Wednesday, 15 July 2020
‘prostitutes and bandits are our fans. with them, we are pals'
so wrote yesenin in 1922.
horsemouth first heard the song in italian. ok so there’s an original version of the song chanson d’un malandrin in french, the lyrics lifted from a translation of a russian poem by yesenin, wikipedia gives the english translation of the russian as 'confession of a hooligan'.
malandrin, nom masculin . sens 1 . voleur, rôdeur, brigand, vagabond douteux, qui semble dangereux. personne qui s'approprie, qui prend le bien d'une autre personne. sens 2 . histoire. membre d'une bande de pillards, de criminels. ces groupes ont effrayé la France au XIVe siècle.
er. so badman really.
at first horsemouth thought it was a ghost, an artefact of translation. the original poem (in french) is called chanson d’un voyou - but badman/ hooligan it is. it's a great title and fits with yesenin’s fan base, and it is the title of the anthology from which the poem is taken.
horsemouth is often on the lookout for songs to sing in other languages. he’s found the lyrics in french. (and yes it is sufficiently gangster), he finds angelo branduardi's version a bit mannered (as a friend notes angelo doesn't sing like a maladrin, a brel or gainsbourg version would be better). horsemouth prefers it where umberto grillo sings it.
meanwhile most strange.
horsemouth (under his human name paul helliwell) gets a one line mention in this - imaginal machines: autonomy & self-organization in the revolutions of everyday life by stevphen shukaitis. this is from when he wrote things (like way back in 2007). horsemouth thinks the quip that shukaitis likes was actually josie's (from an editorial email).
horsemouth should probably get a friend to blag him onto academia.edu so he can separate his career from the paul helliwell who helped found the OSS and was paymaster for the bay of pigs (and various other helliwells involved in risk modelling). at the very least it would be nice to see where his thoughts have landed.
horsemouth was never really convinced he had much to say - he begins as an orthodox adronoian (his entry point was music via attali) and is gradually dragged out onto the terrain of art and the internet (which was wreaking great changes on the musical commodity in the late 90ies early 2000s).
as to his style, essentially horsemouth would attempt to write to the word limit, constantly re-writing the sentences in an attempt to get the argument clearer and more concise - eventually this pressure would either produce the diamonds of aphorisms or at very least the sentence would start emitting neutrons and kill off the weaker sentences round it. he has a defect in that he’s overly partial to the joke.

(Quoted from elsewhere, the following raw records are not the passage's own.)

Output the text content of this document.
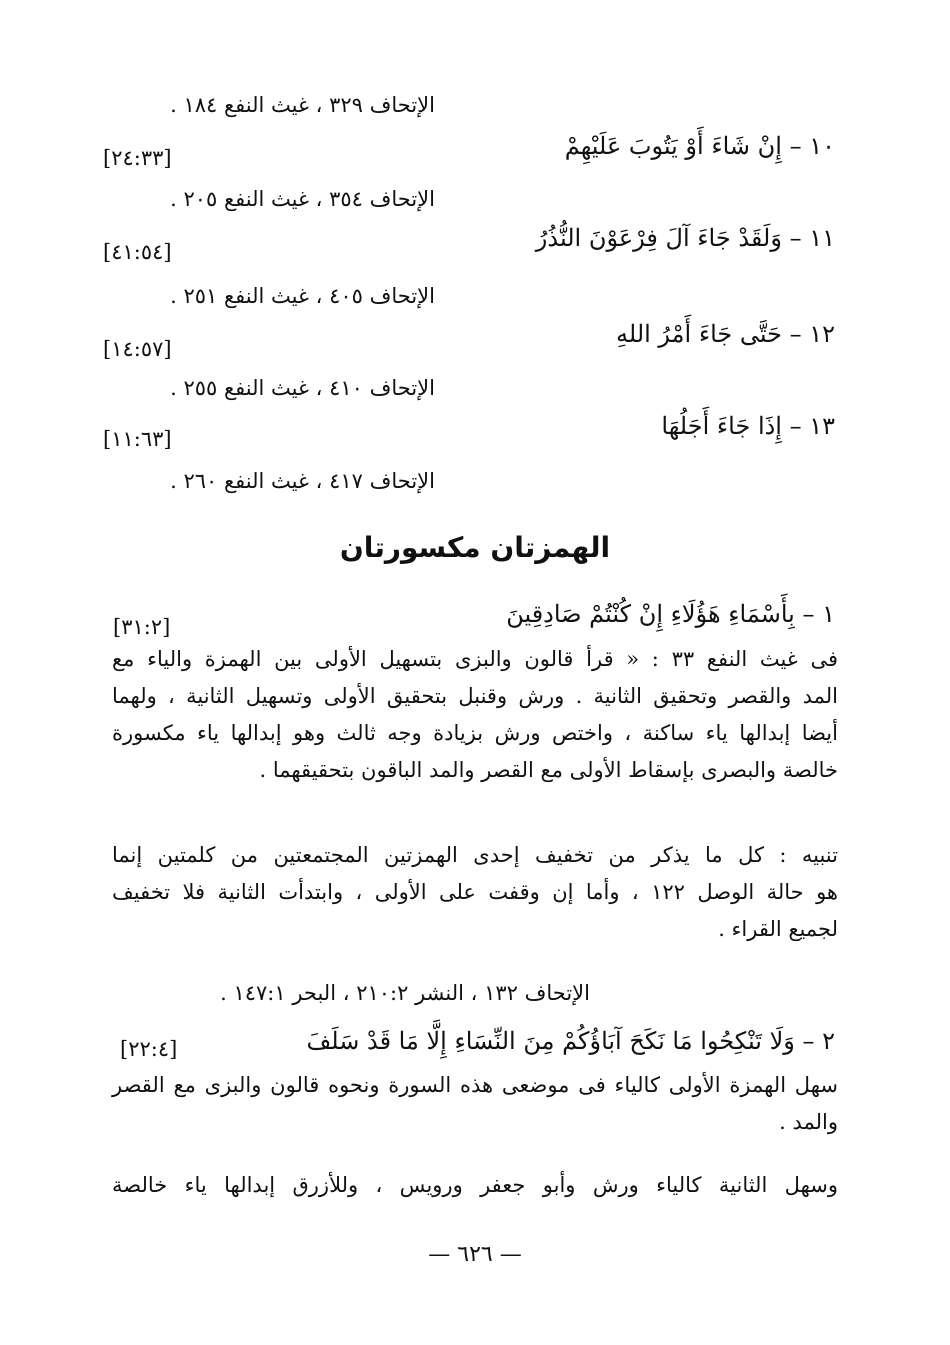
الإتحاف ٣٢٩ ، غيث النفع ١٨٤ .
[٢٤:٣٣]
الإتحاف ٣٥٤ ، غيث النفع ٢٠٥ .
[٤١:٥٤]
الإتحاف ٤٠٥ ، غيث النفع ٢٥١ .
[١٤:٥٧]
الإتحاف ٤١٠ ، غيث النفع ٢٥٥ .
[١١:٦٣]
الإتحاف ٤١٧ ، غيث النفع ٢٦٠ .
١٠ – إِنْ شَاءَ أَوْ يَتُوبَ عَلَيْهِمْ
١١ – وَلَقَدْ جَاءَ آلَ فِرْعَوْنَ النُّذُرُ
١٢ – حَتَّى جَاءَ أَمْرُ اللهِ
١٣ – إِذَا جَاءَ أَجَلُهَا
الهمزتان مكسورتان
١ – بِأَسْمَاءِ هَؤُلَاءِ إِنْ كُنْتُمْ صَادِقِينَ
[٣١:٢]
فى غيث النفع ٣٣ : « قرأ قالون والبزى بتسهيل الأولى بين الهمزة والياء مع
المد والقصر وتحقيق الثانية . ورش وقنبل بتحقيق الأولى وتسهيل الثانية ، ولهما
أيضا إبدالها ياء ساكنة ، واختص ورش بزيادة وجه ثالث وهو إبدالها ياء مكسورة
خالصة والبصرى بإسقاط الأولى مع القصر والمد الباقون بتحقيقهما .
تنبيه : كل ما يذكر من تخفيف إحدى الهمزتين المجتمعتين من كلمتين إنما
هو حالة الوصل ١٢٢ ، وأما إن وقفت على الأولى ، وابتدأت الثانية فلا تخفيف
لجميع القراء .
الإتحاف ١٣٢ ، النشر ٢١٠:٢ ، البحر ١٤٧:١ .
٢ – وَلَا تَنْكِحُوا مَا نَكَحَ آبَاؤُكُمْ مِنَ النِّسَاءِ إِلَّا مَا قَدْ سَلَفَ
[٢٢:٤]
سهل الهمزة الأولى كالياء فى موضعى هذه السورة ونحوه قالون والبزى مع القصر
والمد .
وسهل الثانية كالياء ورش وأبو جعفر ورويس ، وللأزرق إبدالها ياء خالصة
— ٦٢٦ —
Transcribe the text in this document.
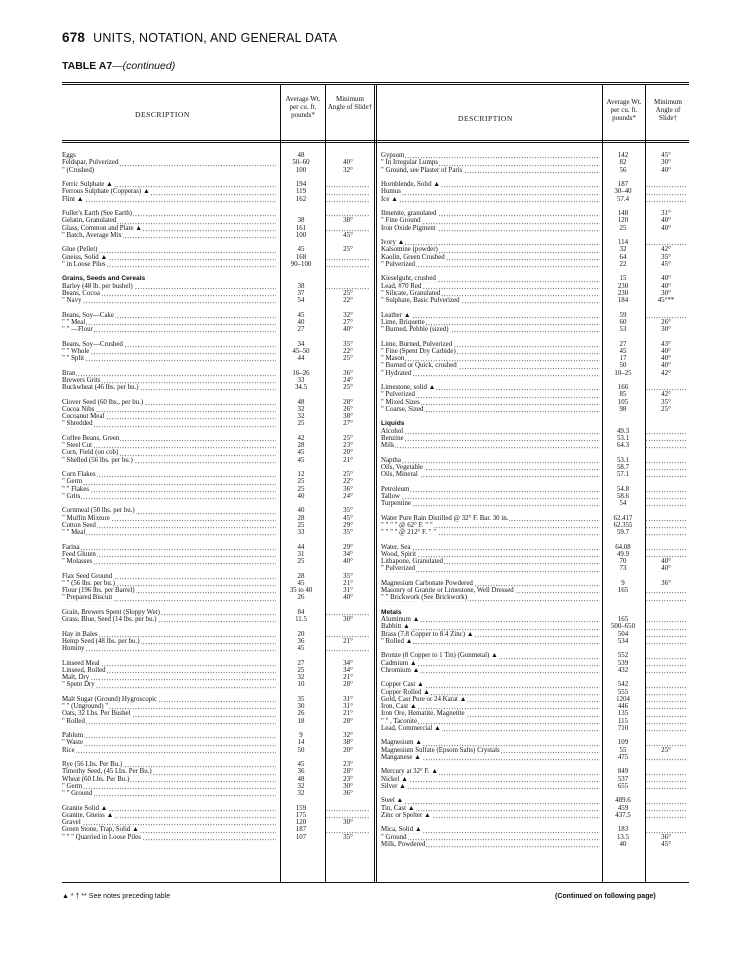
678 UNITS, NOTATION, AND GENERAL DATA
TABLE A7—(continued)
DESCRIPTION
Average Wt. per cu. ft. pounds*
Minimum Angle of Slide†
DESCRIPTION
Average Wt. per cu. ft. pounds*
Minimum Angle of Slide†
Eggs	48
Feldspar, Pulverized	50–60	40°
" (Crushed)	100	32°
Ferric Sulphate ▲	194
Ferrous Sulphate (Copperas) ▲	119
Flint ▲	162
Fuller's Earth (See Earth)
Gelatin, Granulated	38	38°
Glass, Common and Plate ▲	161
" Batch, Average Mix	100	45°
Glue (Pellet)	45	25°
Gneiss, Solid ▲	168
" in Loose Piles	90–100
Grains, Seeds and Cereals
Barley (48 lb. per bushel)	38
Beans, Cocoa	37	25°
" Navy	54	22°
Beans, Soy—Cake	45	32°
" " Meal	40	27°
" " —Flour	27	40°
Beans, Soy—Crushed	34	35°
" " Whole	45–50	22°
" " Split	44	25°
Bran	16–26	36°
Brewers Grits	33	24°
Buckwheat (46 lbs. per bu.)	34.5	25°
Clover Seed (60 lbs., per bu.)	48	28°
Cocoa Nibs	32	26°
Cocoanut Meal	32	38°
" Shredded	25	27°
Coffee Beans, Green	42	25°
" Steel Cut	28	23°
Corn, Field (on cob)	45	20°
" Shelled (56 lbs. per bu.)	45	21°
Corn Flakes	12	25°
" Germ	25	22°
" " Flakes	25	36°
" Grits	40	24°
Cornmeal (50 lbs. per bu.)	40	35°
" Muffin Mixture	28	45°
Cotton Seed	25	29°
" " Meal	33	35°
Farina	44	29°
Feed Gluten	31	34°
" Molasses	25	40°
Flax Seed Ground	28	35°
" " (56 lbs. per bu.)	45	21°
Flour (196 lbs. per Barrel)	35 to 40	31°
" Prepared Biscuit	26	40°
Grain, Brewers Spent (Sloppy Wet)	84
Grass, Blue, Seed (14 lbs. per bu.)	11.5	30°
Hay in Bales	20
Hemp Seed (48 lbs. per bu.)	36	21°
Hominy	45
Linseed Meal	27	34°
Linseed, Rolled	25	34°
Malt, Dry	32	21°
" Spent Dry	10	28°
Malt Sugar (Ground) Hygroscopic	35	31°
" " (Unground) "	30	31°
Oats, 32 Lbs. Per Bushel	26	21°
" Rolled	18	28°
Pablum	9	32°
" Waste	14	38°
Rice	50	20°
Rye (56 Lbs. Per Bu.)	45	23°
Timothy Seed, (45 Lbs. Per Bu.)	36	28°
Wheat (60 Lbs. Per Bu.)	48	23°
" Germ	32	30°
" " Ground	32	36°
Granite Solid ▲	159
Granite, Gneiss ▲	175
Gravel	120	30°
Green Stone, Trap, Solid ▲	187
" " " Quarried in Loose Piles	107	35°
Gypsum	142	45°
" In Irregular Lumps	82	30°
" Ground, see Plaster of Paris	56	40°
Hornblende, Solid ▲	187
Humus	30–40
Ice ▲	57.4
Ilmenite, granulated	148	31°
" Fine Ground	120	40°
Iron Oxide Pigment	25	40°
Ivory ▲	114
Kalsomine (powder)	32	42°
Kaolin, Green Crushed	64	35°
" Pulverized	22	45°
Kieselguhr, crushed	15	40°
Lead, #70 Red	230	40°
" Silicate, Granulated	230	30°
" Sulphate, Basic Pulverized	184	45°**
Leather ▲	59
Lime, Briquette	60	26°
" Burned, Pebble (sized)	53	30°
Lime, Burned, Pulverized	27	43°
" Fine (Spent Dry Carbide)	45	40°
" Mason	17	40°
" Burned or Quick, crushed	50	40°
" Hydrated	10–25	42°
Limestone, solid ▲	166
" Pulverized	85	42°
" Mixed Sizes	105	35°
" Coarse, Sized	98	25°
Liquids
Alcohol	49.3
Benzine	53.1
Milk	64.3
Naptha	53.1
Oils, Vegetable	58.7
Oils, Mineral	57.1
Petroleum	54.8
Tallow	58.6
Turpentine	54
Water Pure Rain Distilled @ 32° F. Bar. 30 in.	62.417
" " " " @ 62° F. " "	62.355
" " " " @ 212° F. " "	59.7
Water, Sea	64.08
Wood, Spirit	49.9
Lithapone, Granulated	70	40°
" Pulverized	73	40°
Magnesium Carbonate Powdered	9	36°
Masonry of Granite or Limestone, Well Dressed	165
" " Brickwork (See Brickwork)
Metals
Aluminum ▲	165
Babbitt ▲	500–650
Brass (7.8 Copper to 8.4 Zinc) ▲	504
" Rolled ▲	534
Bronze (8 Copper to 1 Tin) (Gunmetal) ▲	552
Cadmium ▲	539
Chromium ▲	432
Copper Cast ▲	542
Copper Rolled ▲	555
Gold, Cast Pure or 24 Karat ▲	1204
Iron, Cast ▲	446
Iron Ore, Hematite, Magnetite	135
" " , Taconite	115
Lead, Commercial ▲	710
Magnesium ▲	109
Magnesium Sulfate (Epsom Salts) Crystals	55	25°
Manganese ▲	475
Mercury at 32° F. ▲	849
Nickel ▲	537
Silver ▲	655
Steel ▲	489.6
Tin, Cast ▲	459
Zinc or Spelter ▲	437.5
Mica, Solid ▲	183
" Ground	13.5	36°
Milk, Powdered	40	45°
▲ * † ** See notes preceding table	(Continued on following page)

horsemouth enjoyed the reading and the writing (and the manic states these produced where he was convinced he could see the argument). eventually he spreads himself too thinly, the crash comes, the conjuncture having writ moves on. he still reads theory (from time to time) and writes it up (here) to remind himself that he has read it but it lacks the necessary focus and pressure of publication to get it cooking.
horsemouth has finished watching les compagnons de baal written by (and staring) jacques champreux and available in a mixture of french and italian versions (so he didn’t understand very much of the dialogue). curiously the physical comedy of it was better suited to italian.
champreux, good looking girl and trusty sidekick fight an evil luciferian conspiracy in a dr.who in back and white style. perhaps back to belphigor now (a ghost haunts the louvre) but it was a bit dull (despite featuring juliette greco) and even less comprehensible. (once again horsemouth wishes he’d put more effort into his french).